A violência sexual contra crianças e a importância das ONG de apoio

Só há relativamente pouco tempo houve consciência da dimensão do crime de abuso sexual de crianças.

Os inquéritos de vitimação, as reportagens, as pesquisas, os estudos, os relatórios conduziram a um conhecimento que já não é apenas resultante do empírico, e por outro lado constituem mais do que a sua confirmação, pois deixaram de ser só um assunto de ONG de sobreviventes e passaram a um patamar mais elevado com Universidades e Centros de Estudos e Pesquisa a reconhecer que se trata de violação grave de Direitos Humanos a reclamar legislação mais adequada…

Nasci num tempo em que o abuso intra-familiar era definitivamente assunto tabu. Lembro-me de ouvir os meus pais comentarem casos de meninas abusadas. Falavam baixinho e eu, cheia de curiosidade, ia procurando aperceber-me da história porque a seguir já sabia que só tinha acesso a informação reduzida com conselhos acerca dos cuidados que deveria ter no percurso distante entre a minha casa e o liceu. Desse tema falava-se em surdina e por pudor ou desconhecimento, o que me era transmitido levou-me a concluir que  os crimes sexuais seriam quase sempre praticados por estranhos. Daí que nos fosse recomendado que não fôssemos para sítios escuros ou desconhecidos, onde podiam estar à espreita uns homens que nos podiam querer “fazer mal”.  

Os crimes praticados contra crianças do sexo masculino ainda eram mais silenciados. Era um “não assunto”, como agora se diz.  Mais tarde, nos anos 80, quando entrei na Magistratura, chamavam incesto à violação e à relação abusiva dos pais às filhas. 

Os meninos, mesmo que houvesse penetração, não eram considerados vítimas de violação e o crime era o de atentado ao pudor, punível com prisão até três anos.

Mas o mais horrível era mesmo o facto de o crime depender de queixa. Para as crianças vítimas de violação pelo pai que era a situação mais frequente, havia uma probabilidade quase nula de haver procedimento, visto que quem tinha legitimidade para apresentar a dita era precisamente o agressor. 

Era muito injusto que se ignorasse o sofrimento das crianças, que perdura por muito tempo, pois sabemos que ainda que haja denúncia, a dor é muito angustiante durante a adolescência e mesmo na idade adulta.

Aliás, há muitas crianças que não denunciam se não forem apoiadas. Segundo a “Quebrar o Silêncio”, em média, os sobreviventes demoram  quase trinta anos a pedir ajuda.  

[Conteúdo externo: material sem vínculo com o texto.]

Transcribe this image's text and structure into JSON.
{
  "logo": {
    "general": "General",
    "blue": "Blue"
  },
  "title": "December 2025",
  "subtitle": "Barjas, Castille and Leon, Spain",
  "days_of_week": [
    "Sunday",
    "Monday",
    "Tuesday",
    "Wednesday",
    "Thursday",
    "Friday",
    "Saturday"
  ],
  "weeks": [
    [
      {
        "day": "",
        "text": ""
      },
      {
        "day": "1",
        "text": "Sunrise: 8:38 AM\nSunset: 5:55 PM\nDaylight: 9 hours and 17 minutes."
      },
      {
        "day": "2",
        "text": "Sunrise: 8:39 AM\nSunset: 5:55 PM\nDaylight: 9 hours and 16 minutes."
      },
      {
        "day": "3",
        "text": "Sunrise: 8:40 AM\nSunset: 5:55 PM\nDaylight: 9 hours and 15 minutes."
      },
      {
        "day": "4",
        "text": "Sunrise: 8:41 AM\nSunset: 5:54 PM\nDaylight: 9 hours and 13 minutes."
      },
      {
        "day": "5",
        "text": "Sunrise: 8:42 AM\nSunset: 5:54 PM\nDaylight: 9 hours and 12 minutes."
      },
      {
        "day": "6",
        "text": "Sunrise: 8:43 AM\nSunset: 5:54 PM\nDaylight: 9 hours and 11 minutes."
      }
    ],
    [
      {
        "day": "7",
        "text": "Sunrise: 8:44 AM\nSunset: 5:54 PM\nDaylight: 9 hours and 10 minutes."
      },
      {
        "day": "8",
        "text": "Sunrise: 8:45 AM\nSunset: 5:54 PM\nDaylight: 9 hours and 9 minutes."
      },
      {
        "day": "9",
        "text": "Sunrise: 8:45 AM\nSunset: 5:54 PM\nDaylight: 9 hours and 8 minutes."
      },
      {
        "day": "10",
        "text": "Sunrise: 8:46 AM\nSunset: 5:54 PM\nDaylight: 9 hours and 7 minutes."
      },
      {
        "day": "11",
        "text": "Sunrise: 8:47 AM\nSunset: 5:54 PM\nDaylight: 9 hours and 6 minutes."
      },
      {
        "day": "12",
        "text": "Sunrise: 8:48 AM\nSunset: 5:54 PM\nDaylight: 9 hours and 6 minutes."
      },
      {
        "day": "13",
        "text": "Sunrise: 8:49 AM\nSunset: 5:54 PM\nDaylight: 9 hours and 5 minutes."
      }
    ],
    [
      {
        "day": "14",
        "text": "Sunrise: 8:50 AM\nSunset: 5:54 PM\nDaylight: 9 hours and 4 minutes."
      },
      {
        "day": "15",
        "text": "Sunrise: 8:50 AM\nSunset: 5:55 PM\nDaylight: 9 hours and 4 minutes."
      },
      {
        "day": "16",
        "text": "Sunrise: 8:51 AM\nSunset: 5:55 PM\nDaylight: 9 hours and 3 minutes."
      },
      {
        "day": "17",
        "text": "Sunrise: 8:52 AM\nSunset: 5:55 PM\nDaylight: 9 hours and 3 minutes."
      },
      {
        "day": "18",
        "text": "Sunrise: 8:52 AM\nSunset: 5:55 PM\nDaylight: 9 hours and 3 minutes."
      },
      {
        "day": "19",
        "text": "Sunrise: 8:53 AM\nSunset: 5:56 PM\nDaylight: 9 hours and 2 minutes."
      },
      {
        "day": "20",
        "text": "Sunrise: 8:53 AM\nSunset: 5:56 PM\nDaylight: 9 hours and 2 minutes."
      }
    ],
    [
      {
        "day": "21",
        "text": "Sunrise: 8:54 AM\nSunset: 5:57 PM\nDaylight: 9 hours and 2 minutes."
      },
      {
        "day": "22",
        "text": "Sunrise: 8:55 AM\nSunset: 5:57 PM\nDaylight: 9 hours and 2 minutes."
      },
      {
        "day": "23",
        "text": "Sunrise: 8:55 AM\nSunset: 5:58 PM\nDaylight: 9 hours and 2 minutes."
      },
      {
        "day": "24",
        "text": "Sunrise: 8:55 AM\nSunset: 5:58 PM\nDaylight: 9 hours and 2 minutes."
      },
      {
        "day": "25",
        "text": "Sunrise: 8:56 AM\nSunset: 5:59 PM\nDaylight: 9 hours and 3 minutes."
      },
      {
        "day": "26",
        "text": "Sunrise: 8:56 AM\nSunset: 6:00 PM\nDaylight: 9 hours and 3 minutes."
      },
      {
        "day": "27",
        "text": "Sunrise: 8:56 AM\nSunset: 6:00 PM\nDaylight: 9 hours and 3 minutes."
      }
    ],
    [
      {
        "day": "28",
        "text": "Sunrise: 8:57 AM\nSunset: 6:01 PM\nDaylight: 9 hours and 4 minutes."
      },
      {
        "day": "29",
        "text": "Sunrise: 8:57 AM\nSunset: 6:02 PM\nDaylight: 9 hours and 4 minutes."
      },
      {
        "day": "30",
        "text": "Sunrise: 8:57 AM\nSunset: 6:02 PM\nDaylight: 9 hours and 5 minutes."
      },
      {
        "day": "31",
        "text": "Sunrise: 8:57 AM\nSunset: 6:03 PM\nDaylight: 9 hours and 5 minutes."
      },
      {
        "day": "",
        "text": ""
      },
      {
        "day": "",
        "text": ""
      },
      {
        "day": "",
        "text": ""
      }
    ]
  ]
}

Disso tivemos consciência após um conjunto de processos por esse mundo fora, alguns deles documentados nos órgãos de comunicação social e que coincidiram com a investigação do Boston Globe, que veio a dar origem ao filme Spotlight, ou que foram incentivados por ela. Talvez os mais significativos tenham sido os dos internatos da Austrália e dos Institutos Provolo em Verona ou na Argentina, aqui tendo como vítimas crianças surdas. Nestas situações, as vítimas tinham especial vulnerabilidade, ou por terem idades muito reduzidas, ou por serem pobres, doentes ou órfãos, a maioria em regime de internato, portanto em instituições denominadas totais, visto que as pessoas acolhidas aí faziam a sua vida desde que que acordavam até irem dormir. Era no internato que frequentavam a escola e era aí também que tomavam as refeições.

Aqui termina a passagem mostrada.